My guacamole recipe calls for three ripe avocados, diced into ½ inch pieces. While I started off dicing my avocados by hand, I needed to make quite a few batches of guacamole during my testing process, and this prep step quickly became tedious. In search of a faster way to dice or partially mash the fruit, I combed through the test kitchen utensil drawers, attacking my avocados with a potato masher, a large spoon, and a pastry cutter, but none produced satisfactory results. Finally, I came across a tool that did the trick: A wire rack. Here’s how the method works.

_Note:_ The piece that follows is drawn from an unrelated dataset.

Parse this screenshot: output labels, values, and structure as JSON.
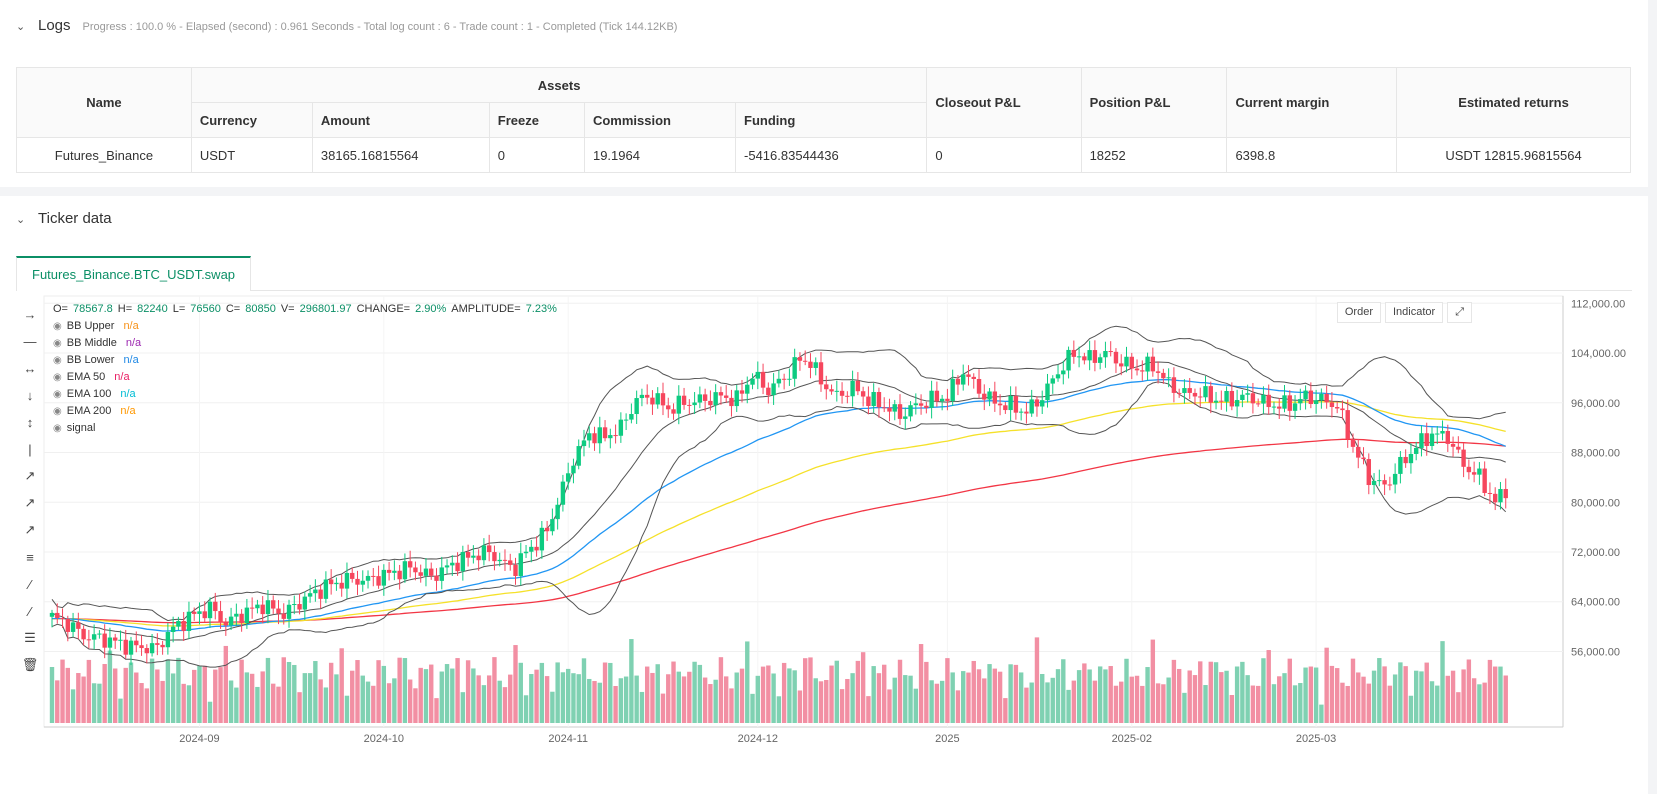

1. Place a wire rack (the kind that has the wires running perpendicular to each other, forming a grid) over a large bowl.

2. Cut your avocados in half and remove the pit. Leave the skin on.

3. Place the avocado, flesh side down, atop the wire rack. Place a flat hand atop the avocado’s skin and gently but firmly press the avocado through the rack to dice.

The Best Way to Mash Avocados

Now that you’ve got a bowl full of perfectly-diced avocado, it’s time to mash. In the test kitchen, there was no consensus on what makes for the perfect guacamole texture: When I set out different versions of the dip, some of my colleagues pounced on a thick and chunky mash, while others argued passionately for the merits of a creamy, smooth consistency. 

My solution? A peaceful compromise: A creamy base with chunks scattered throughout. To achieve this texture, I needed a specific tool that would cut through the avocado but not break it down too much. Enter: a whisk.

What makes a whisk an ideal guacamole implement? Unlike rubber spatulas, wooden spoons, and potato mashers, which are all too flat, a whisk has a rounded top where the wires meet, which mashes the avocado efficiently. Moreover, the gaps between the wires along the body allow most of the avocado chunks to remain whole during mixing, and the rounded shape conforms to the bowl. 

With just a couple of quick turns of the whisk, I had it: A guacamole with the perfect ratio of chunks to mash, in record time.